Tb.Th most reasonably approximates pore diameter, not length, unless your pores are roughly spherical and diameter ≃ length. As discussed elsewhere, Feret diameter is probably the best bet for length for pores, or the sum of skeleton branch lengths (although, some small pores have short branch lengths as a result of the skeletonisation algorithm). If your pores are roughly ellipsoidal, the long ellipsoid axis may also estimate pore length.
Thanks for your answer! It solved my problem very well.
By the way, the result of Feret diameter is only one value for a stack sample, and I want to ask this value is the maximum value or the average value of the whole stack?
Thanks for the test data. Which part of this image do you want to analyse? I note that there is one very large piece of foreground (255) and only a small number (25) of very small other particles, which are all touching the sides. Some of them are small enough to be removed by the surface smoothing option, which you should change to 1 to keep small particles in the Feret and surface area analysis (smoothing of 2 removes very small particles by averaging them out). The LUT is showing foreground as white, the white parts are being analysed. Is that what you want? If not, run Edit > Invert to swap the foreground/background phases. Doing so gives a result that looks like this, with 6641 particles:
Thank you for taking the time to try my data.
I’m sorry because I didn’t express it clearly, you may have doubts. The data I upload is my binary data. What I am interested in is the background, that is, the black color objects, and they are soil pores. I usually invert first, and then analyze, just like you did:
But I’ll check “Exclude objects on edges” when I’m doing Particle Analyse. Because I want to study the pores on a regular cube, I’m afraid that the edge object will affect the parameter calculation.
I think disconnected small pores may correspond to noise and distort the
skeletonization process, so I set the size filter =10 voxels in Particle Analyse.
According to the figure you provided, do you see Feret diameter in the result table of Particles Analyze? Which parameter is? I calculated it in Analyze/Measure before…
Since you tried this data in Particle Analyze, I want ask you one more question. It’s also a problem that I have posted before but haven’t solved.
I’d like to try to use the result image of Particles Analyze that size filter 10 voxels to do Thickness and Skeleton. So I need to convert the color image to a binary image. But I feel that some information will be lost in the process of binarization, that is, it is obvious to the naked eye that the binarization image will lack some objects compare to the color image of Particle Analyze. Sorry, my English is limited. Can you understand my question？
The colour is not important. You must make sure that the pixel value of the parts you want to analyse is 255. LUTs mean you can make 255 any colour you want to display. The colour that you see is totally ignored by Particle Analyser, which cares only about pixels with value = 255 = image foreground.
I noticed some problems in your stack which make it look as though a different threshold has been used to binarise each slice. If you are applying a threshold, make sure to use stack histogram and also not to calculate a different threshold for each slice. You can also use the threshold settings to put the pores in the foreground (255) of the binarised image.

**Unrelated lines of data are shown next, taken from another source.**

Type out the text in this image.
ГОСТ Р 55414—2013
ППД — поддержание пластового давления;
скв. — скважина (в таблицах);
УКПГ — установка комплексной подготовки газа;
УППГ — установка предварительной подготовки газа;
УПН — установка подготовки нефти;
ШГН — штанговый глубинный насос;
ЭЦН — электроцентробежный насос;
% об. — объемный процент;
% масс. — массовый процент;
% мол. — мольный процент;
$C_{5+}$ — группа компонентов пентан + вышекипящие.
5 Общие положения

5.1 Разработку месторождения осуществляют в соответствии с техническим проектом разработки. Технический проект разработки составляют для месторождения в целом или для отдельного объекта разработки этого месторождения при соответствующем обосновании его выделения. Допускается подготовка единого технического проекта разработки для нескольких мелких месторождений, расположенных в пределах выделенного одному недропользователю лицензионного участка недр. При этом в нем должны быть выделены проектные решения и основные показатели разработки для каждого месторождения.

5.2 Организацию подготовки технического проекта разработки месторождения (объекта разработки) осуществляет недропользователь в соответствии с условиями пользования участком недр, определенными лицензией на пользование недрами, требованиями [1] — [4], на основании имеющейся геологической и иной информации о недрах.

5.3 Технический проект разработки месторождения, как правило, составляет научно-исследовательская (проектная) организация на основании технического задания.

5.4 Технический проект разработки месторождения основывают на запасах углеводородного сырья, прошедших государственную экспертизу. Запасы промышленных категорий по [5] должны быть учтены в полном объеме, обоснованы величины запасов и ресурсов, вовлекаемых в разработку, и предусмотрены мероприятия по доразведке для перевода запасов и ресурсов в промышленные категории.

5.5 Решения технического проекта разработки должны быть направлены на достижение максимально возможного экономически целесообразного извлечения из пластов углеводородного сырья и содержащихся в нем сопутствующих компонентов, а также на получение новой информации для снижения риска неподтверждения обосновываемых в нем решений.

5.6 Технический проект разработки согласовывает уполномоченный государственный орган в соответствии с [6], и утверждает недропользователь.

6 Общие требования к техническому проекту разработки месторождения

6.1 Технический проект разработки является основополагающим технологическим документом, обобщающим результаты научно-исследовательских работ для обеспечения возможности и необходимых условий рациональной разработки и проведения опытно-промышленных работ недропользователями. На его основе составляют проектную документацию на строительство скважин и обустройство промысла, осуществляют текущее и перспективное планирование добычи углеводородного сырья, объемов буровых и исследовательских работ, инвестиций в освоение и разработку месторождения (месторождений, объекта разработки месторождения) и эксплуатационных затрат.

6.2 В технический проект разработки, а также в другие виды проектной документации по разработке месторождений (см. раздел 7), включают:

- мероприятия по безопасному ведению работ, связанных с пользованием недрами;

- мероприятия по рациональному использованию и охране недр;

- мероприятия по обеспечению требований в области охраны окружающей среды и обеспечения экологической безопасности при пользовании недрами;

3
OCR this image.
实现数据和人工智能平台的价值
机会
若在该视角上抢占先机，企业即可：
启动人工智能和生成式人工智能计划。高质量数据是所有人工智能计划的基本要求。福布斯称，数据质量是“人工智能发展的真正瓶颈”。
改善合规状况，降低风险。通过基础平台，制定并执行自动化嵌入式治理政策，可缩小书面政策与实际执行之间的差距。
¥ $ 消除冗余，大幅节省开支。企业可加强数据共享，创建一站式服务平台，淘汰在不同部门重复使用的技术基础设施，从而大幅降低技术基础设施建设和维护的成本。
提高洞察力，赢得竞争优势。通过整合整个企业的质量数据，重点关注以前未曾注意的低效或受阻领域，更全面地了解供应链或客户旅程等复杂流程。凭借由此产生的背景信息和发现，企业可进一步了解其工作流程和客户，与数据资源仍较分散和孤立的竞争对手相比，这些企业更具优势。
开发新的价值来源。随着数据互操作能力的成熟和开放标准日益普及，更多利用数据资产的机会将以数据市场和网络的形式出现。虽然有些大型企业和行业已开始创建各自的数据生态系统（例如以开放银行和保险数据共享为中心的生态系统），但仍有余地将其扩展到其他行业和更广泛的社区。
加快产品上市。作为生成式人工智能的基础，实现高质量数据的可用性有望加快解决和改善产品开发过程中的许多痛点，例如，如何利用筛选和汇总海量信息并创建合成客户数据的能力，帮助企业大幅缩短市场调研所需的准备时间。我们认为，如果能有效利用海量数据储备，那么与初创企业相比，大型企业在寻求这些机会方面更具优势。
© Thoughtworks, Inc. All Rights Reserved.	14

This will tend to exclude large particles, which have a greater chance of touching the sides.
No, because I didn’t select it for calculation. But Feret diameter would be there if you select it. Just remember to set the Surface resampling to 1 so your small particles are retained.
Do you mean to exclude particles smaller than 10 pixels³? If so, just set Min Volume to 10, and tick the Thickness and Skeletons options. You are right, information will lost: results from smaller particles. The other way to do this is to run without size filtering and filter the numerical results in a spreadsheet later.
By colour, do you mean greyscale? Yes, information is lost in the conversion process because you are going from 16-bit to 1-bit. If you are not happy with the way the segmentation is working, because features are getting lost, there are other approaches like Trainable Segmentation that may work for you.
Because BoneJ wiki is down now, I’d like to confirm with you again about using the sum of skeleton branch lengths to calculate the average pore length.
If I remember correctly, Branches length (pixels) in Particle Analyze is the sum of branches length of each trabeculae bone? So if I want to calculate the average pore length, just average Branches length (pixels) in Particle Analyze result, right?